The NIH began special programs to facilitate the distribution of human islets in 2001, leading to the formation of the Integrated Islet Distribution Program (IIDP) in 2009 with support through the National Institute of Diabetes and Digestive and Kidney Diseases.The program consists of a coordinating center and six islet isolation and distribution centers spread across the US. It offers human islets to researchers at a discounted price: investigators pay for 25% of the total cost, whereas the other 75% is reimbursed by the NIH.

The IIDP has been operating at full capacity for nearly a decade, with the demand for islets soaring above what they can supply. To provide islets for the roughly 100 active users under its wing, the IIDP employs a complex algorithm that takes many factors into account when calculating which researchers are eligible for the latest stock of islets. These include the project type and the time researchers have been waiting. And although the IIDP's system ensures equal opportunity for everyone, the evenhandedness makes it more difficult for investigators to procure timely shipments.

“We used to receive offers from the IIDP about islets roughly three times a week back in 2008,” Mauvais-Jarvis says, “but that's now been reduced to maybe every two weeks.”

Kulkarni and Stewart intend to submit a whitepaper to the NIH this month that highlights the difficult process of acquiring islets for research, as well as proposed solutions. They plan to recommend that the current IIDP budget, roughly $2 million, be doubled to get more human islets distributed to the growing number of islet researchers. In addition, they plan to call for funding to develop better quality control standards throughout the process, from organ removal to islet preparation.

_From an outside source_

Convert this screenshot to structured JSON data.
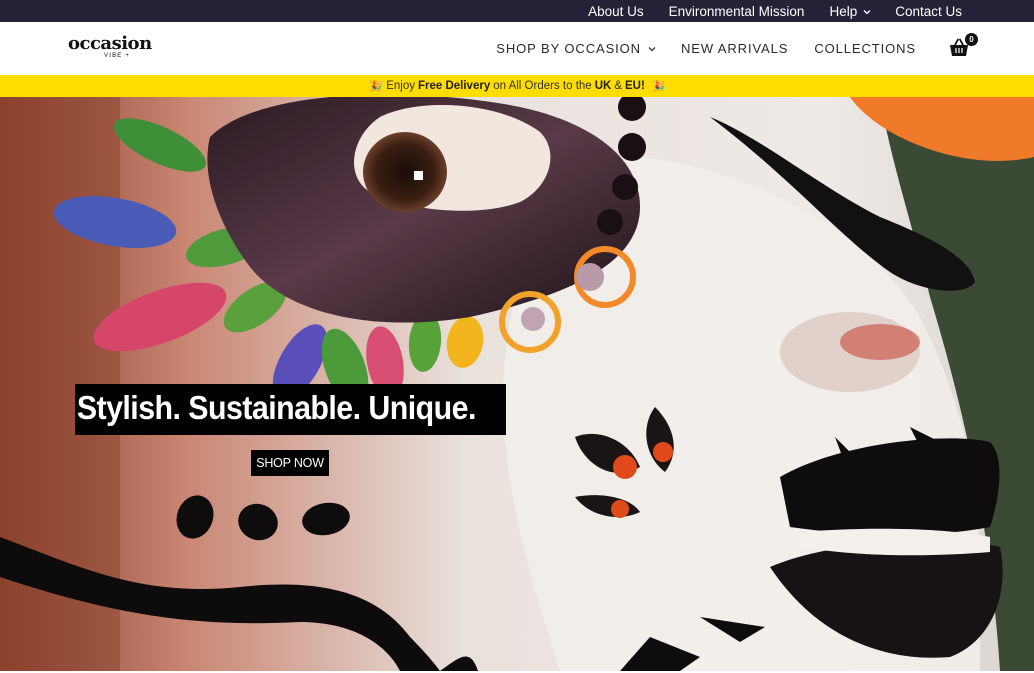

The logistical problems surrounding islet research aren't news to the NIH, however. The continued funding for IIDP is in recognition of these problems. Still, Michael Appel, the scientific officer responsible for overseeing the IIDP, sees room for improvement. “We at the NIH have to figure out a way to increase the budget for IIDP and continue to offer this service to researchers,” Appel says. “We have to continue fostering this kind of research.”